The Revelation of Israel’s God
In order to understand what Paul is up to, we have to get behind a couple of his assumptions. The first, and most important, is that the God of Israel is at work in the cross of Christ. The second is that the death and resurrection of Jesus are the ultimate revelation of this God, and of why what the Old Testament says about this God is, in fact, true.

Isaiah had prophesied before the exile that the vision of the prophets would be like a sealed document. Unreadable. Undecipherable. “The wisdom of the wise will perish” (Isaiah 29:14, 1 Corinthians 1:19).

In our culture we have a tendency to expect that Christianity will come alongside and reaffirm many of the ways of looking at the world around us that are otherwise embedded in our culture. This passage pulls back the curtain so as to expose the inner workings of the Kingdom of God. It allows us to see that God’s ways of working in the world are so entirely unexpected that they can only be recognized as powerful and wise by those who have been given the Spirit of God (cf. 1 Corinthians 2:10).

Wisdom, Power, and the Cross
Paul takes hold of two categories for greatness in the ancient world, wisdom and power, and turns them on their heads. In all likelihood, these are roughly equivalent to the respective claims that the “Apollos party” and the “Cephas party” are making for themselves. Rather than attempt to redeem these categories, Paul simply claims that worldly understanding and worldly power are the wrong tools for apprehending the work of God.

The only way to know that the execution of a pretender to the Roman throne was, in fact, the means of God’s salvation of the world, is through proclamation. This “foolishness” is the means God has chosen to save (1 Corinthians 1:21).
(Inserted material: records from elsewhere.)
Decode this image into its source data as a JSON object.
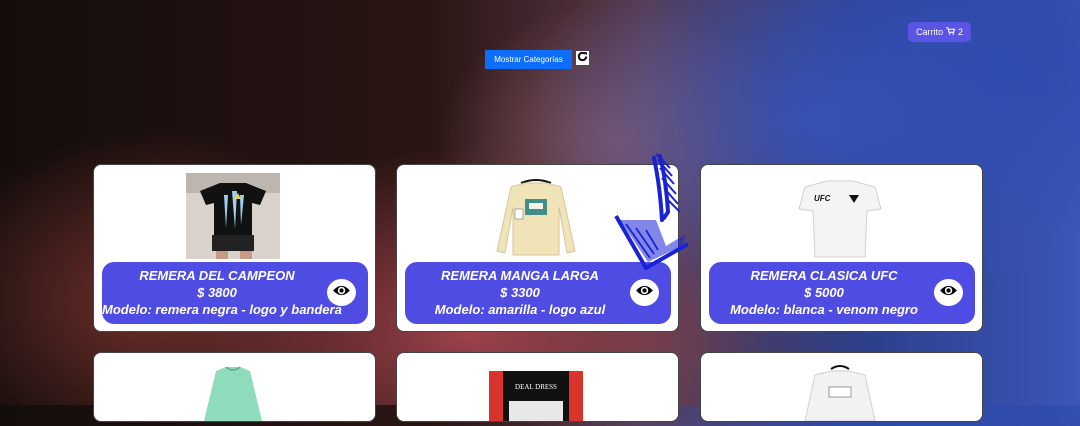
{
  "header": {
    "cart_label": "Carrito",
    "cart_count": "2",
    "categories_button": "Mostrar Categorías"
  },
  "colors": {
    "accent": "#4f4ce3",
    "cart_button": "#5b55e6",
    "primary_button": "#0d6efd",
    "annotation_arrow": "#1a22d6"
  },
  "products": [
    {
      "name": "REMERA DEL CAMPEON",
      "price": "$ 3800",
      "model": "Modelo: remera negra - logo y bandera"
    },
    {
      "name": "REMERA MANGA LARGA",
      "price": "$ 3300",
      "model": "Modelo: amarilla - logo azul"
    },
    {
      "name": "REMERA CLASICA UFC",
      "price": "$ 5000",
      "model": "Modelo: blanca - venom negro"
    }
  ],
  "image_texts": {
    "ufc_logo": "UFC",
    "deal_dress": "DEAL DRESS"
  }
}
It might be possible to translate “the foolishness of preaching” as the act of preaching itself, but the NRSV wisely steers us toward another interpretation when it says that God saves “through the foolishness of our proclamation” (1 Corinthians 1:21). The point is not simply that “preaching” is how God saves, but that what is preached is “the word of the cross,” as Paul makes clear in verse 23.
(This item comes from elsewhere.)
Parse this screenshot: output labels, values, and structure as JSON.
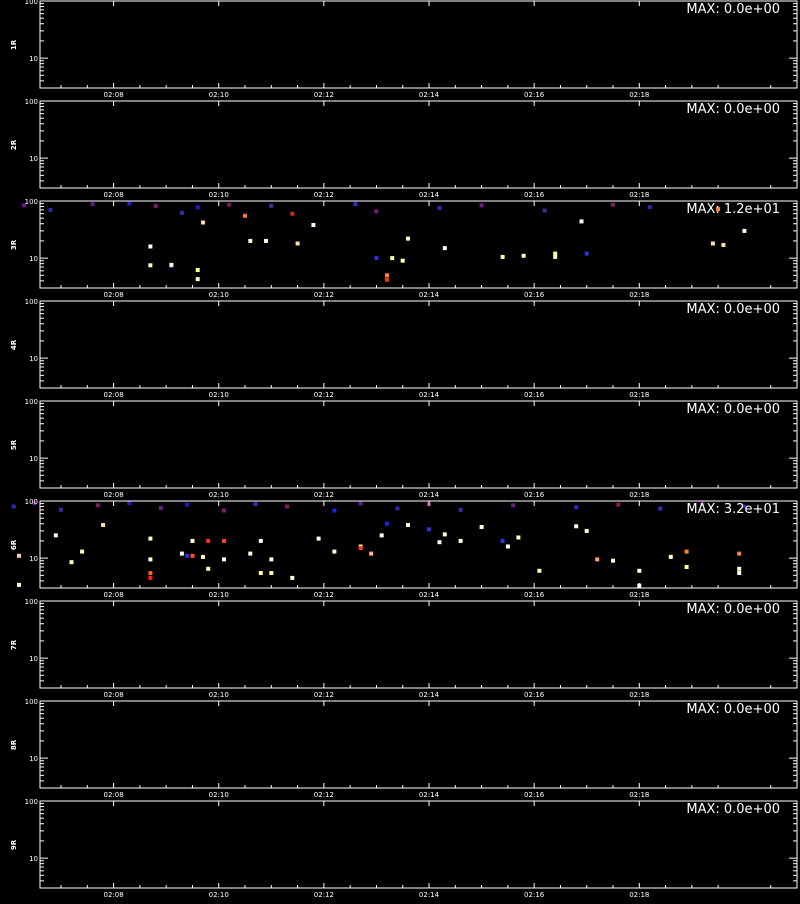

Once again, we should take stock of how differently Paul approaches his society than we often approach ours. Rather than showing the world how much better God is at wielding the kind of power it expects, or the sort of wisdom it demands, Paul proclaims the cross as an alternative means of enacting both wisdom and power. The gospel turns the economy of the world on its head.

Fools Made Wise
Last week we saw how the gospel message and our own participation in it are inseparable. The same move is made in verse 26 as Paul makes the transition from the message itself to the Corinthians who have believed it.

In fact, though many of our modern translations omit the word, verse 26 begins with “for,” telling us that Paul intends for this part of his argument to furnish the proof of what he has just said. How do we know that God’s folly and weakness outpace the wisdom and power of people (verse 25)? Because the Christian community in Corinth, those defined by their acceptance of the gospel message, were not mighty, wise, and noble when they came to faith. Their own testimony is proof of how different God’s ways are than the ways of the world.

In all of this, Paul continues to argue that being divided denies the gospel of Christ. Flocking to teachers who bear the marks of worldly power and wisdom undermines the economy of the kingdom, in which God’s wisdom and power so outpace their human counterparts that defining ourselves by wise and powerful leaders is shown up to be a denial of the gospel itself.

What, then, is power? It is God, by God’s own doing, uniting people to Christ (verses 27-30). Christ is wisdom and power (verse 30). Union with the crucified Christ, then, is to play out in all aspects of the church’s life.

Realizing that Christ is the substance of everything we could want, the wind is taken from the sails of any argument that would draw us to a person in a display of party spirit within the church. We do not boast in earthly leaders, we boast only in the Lord Jesus Christ (verse 31).